Le Gouvernement, lui-même, n'est pas exempt d'un certain doute, comme en témoigne sa volonté de créer un fonds d'indemnisation pour les exploitants de cultures non génétiquement modifiées. Il laisse ainsi entendre que les OGM pourraient constituer un préjudice donnant lieu à indemnisation. Le caractère limité dans le temps de ce fonds n'a-t-il pour justification que de rassurer et d'en montrer, finalement, l'inutilité ? N'entraînera-t-il pas des expertises complexes, ainsi que des difficultés supplémentaires, pour les agriculteurs comme pour les consommateurs ? Par exemple, que deviendront nos AOC dans ce monde « OGMisé » ? N'oublions pas que la loi de 1990 a été votée à l'unanimité et que ses dispositions ont été reprises par l'Europe. Dans ces conditions, comment protégerons-nous les AOC ?
Monsieur le ministre, mes chers collègues, vous exposer mes doutes, que je crois partagés par le public, me conduit à évoquer le délicat sujet de la transparence et de la circulation de l'information concernant les OGM et les biotechnologies.
Dans son projet de loi, le Gouvernement, à juste titre, pose clairement les règles d'information du public.
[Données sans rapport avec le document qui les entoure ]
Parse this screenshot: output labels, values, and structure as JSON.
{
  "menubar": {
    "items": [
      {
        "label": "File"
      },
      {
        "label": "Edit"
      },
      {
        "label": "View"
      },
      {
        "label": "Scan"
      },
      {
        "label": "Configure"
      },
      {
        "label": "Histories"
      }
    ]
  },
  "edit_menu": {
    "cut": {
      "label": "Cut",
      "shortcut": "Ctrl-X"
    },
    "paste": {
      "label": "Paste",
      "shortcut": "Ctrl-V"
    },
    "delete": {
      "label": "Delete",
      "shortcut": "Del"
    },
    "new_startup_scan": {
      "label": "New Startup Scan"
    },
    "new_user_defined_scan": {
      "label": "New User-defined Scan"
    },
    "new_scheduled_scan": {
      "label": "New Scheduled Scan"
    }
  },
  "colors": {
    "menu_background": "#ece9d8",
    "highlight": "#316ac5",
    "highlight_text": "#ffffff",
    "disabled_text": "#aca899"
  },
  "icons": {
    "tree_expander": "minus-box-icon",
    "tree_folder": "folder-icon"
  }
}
Un effort immense d'explication est en effet nécessaire à l'égard des citoyens consommateurs. Cet effort incombe aux pouvoirs publics, mais aussi aux professionnels des différentes filières des biotechnologies. Je conçois qu'il soit très difficile pour les néophytes d'appréhender des sujets aussi techniques et complexes que « l'incidence du gène Bt sur la contamination du maïs par les mycotoxines ». Pourtant, il faut nous attacher à expliquer, clairement et honnêtement, les bénéfices et les risques des OGM.
Aussi les pouvoirs publics devraient-ils prendre l'initiative de publier des documents d'information et d'explication. À mes yeux, il s'agit d'un complément nécessaire à l'étiquetage, qui, lui aussi, doit être clair.
J'ai conscience que le principe de transparence en matière d'OGM est une arme à double tranchant, car il est régulièrement utilisé à des fins malveillantes par les destructeurs d'essais en plein champ. Or, seuls ces essais permettent d'appréhender les effets des OGM sur l'environnement.